Ken Babstock

Ken Babstock (born 1970 in Newfoundland, Canada) was not yet forty years old when he was named one of Canada’s ten best living English-speaking poets in 2009. His latest collection, from which he will be reading for Weltklang, has brought him his second nomination for the Griffin Poetry Prize, the world’s most valuable prize for poetry.
Nominating him for the 2007 Griffin Prize, the judges wrote, “Here we find a poet who can do almost anything, both formally and in his exploration of such subject matter as romantic love, landscape, the body, the city, physical pain and a joyful awareness of the sensory details of a world full of marvels and riddles. Yet no matter what his subject matter is, or how he chooses to approach it, he never settles for effect: Babstock can be terse, darkly funny, tender, elegiac, wise, mysterious, but he is always fresh and always honest.”
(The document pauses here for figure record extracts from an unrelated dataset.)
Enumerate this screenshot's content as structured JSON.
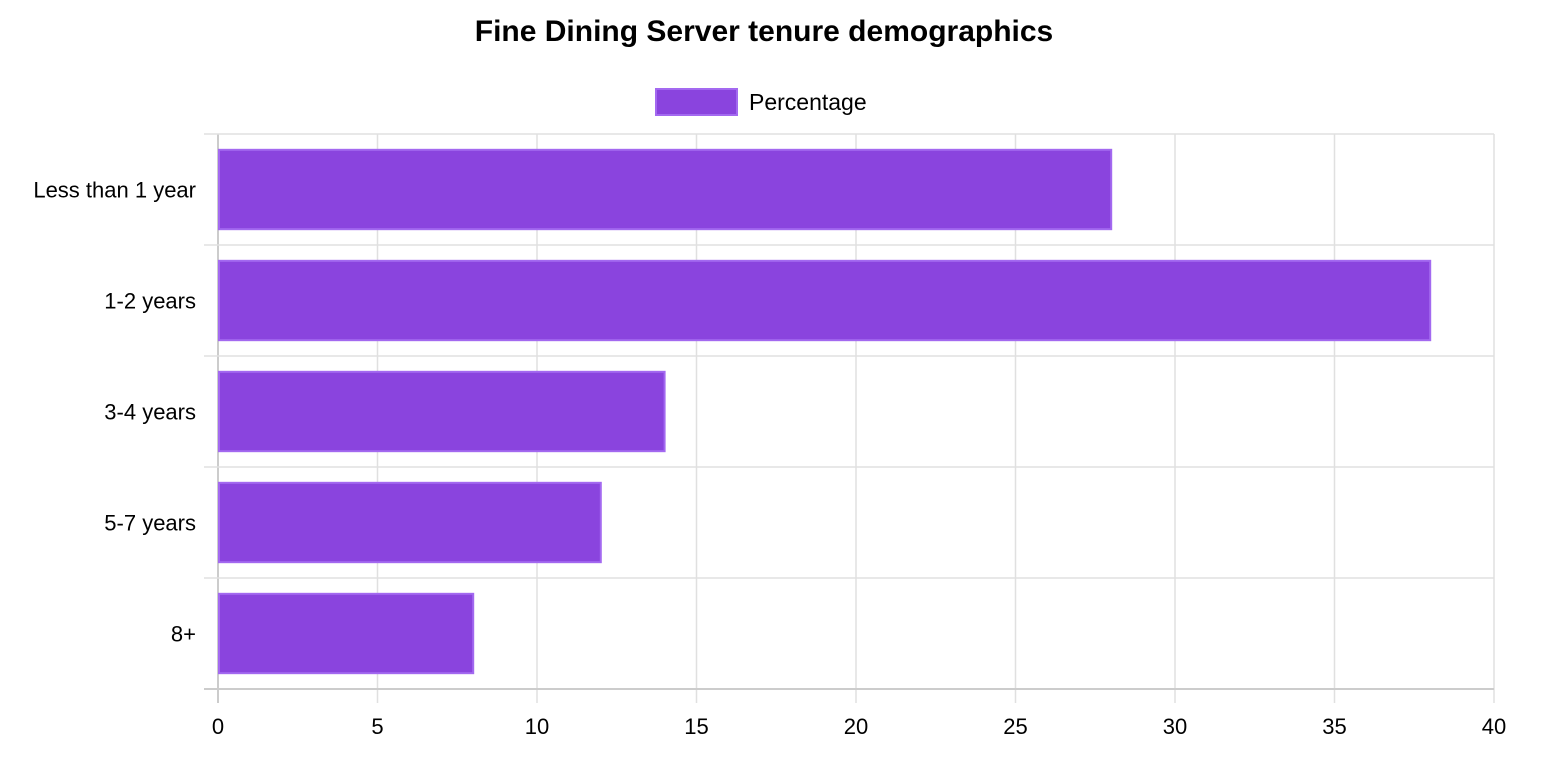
{
  "chart_data": {
    "type": "bar",
    "orientation": "horizontal",
    "title": "Fine Dining Server tenure demographics",
    "categories": [
      "Less than 1 year",
      "1-2 years",
      "3-4 years",
      "5-7 years",
      "8+"
    ],
    "series": [
      {
        "name": "Percentage",
        "values": [
          28,
          38,
          14,
          12,
          8
        ],
        "color": "#8a44de",
        "border_color": "#a369f0"
      }
    ],
    "xlim": [
      0,
      40
    ],
    "x_ticks": [
      "0",
      "5",
      "10",
      "15",
      "20",
      "25",
      "30",
      "35",
      "40"
    ],
    "grid": true,
    "legend_position": "top-center"
  }
}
Babstock grew up as a vicar’s son in Pembroke in the Ottawa Valley. His involvement with poetry began in his teens. After dropping out of Concordia University, Montreal, he worked for twelve years in forests and factories and on building sites in Ireland and Canada.
His first collection of poetry was published in 1999 by the renowned House of Anansi Press in Toronto, which has remained his publisher since and for which he now works as poetry editor. His subsequent three volumes, Days into Flatspin (2001), Airstream Land Yacht (2006) and Methodist Hatchet (2011), were all highly praised in the Canadian Press – comparisons have been drawn between Babstock and W. H. Auden.
He is currently a guest of the Berlin Artists’ Programme of the DAAD.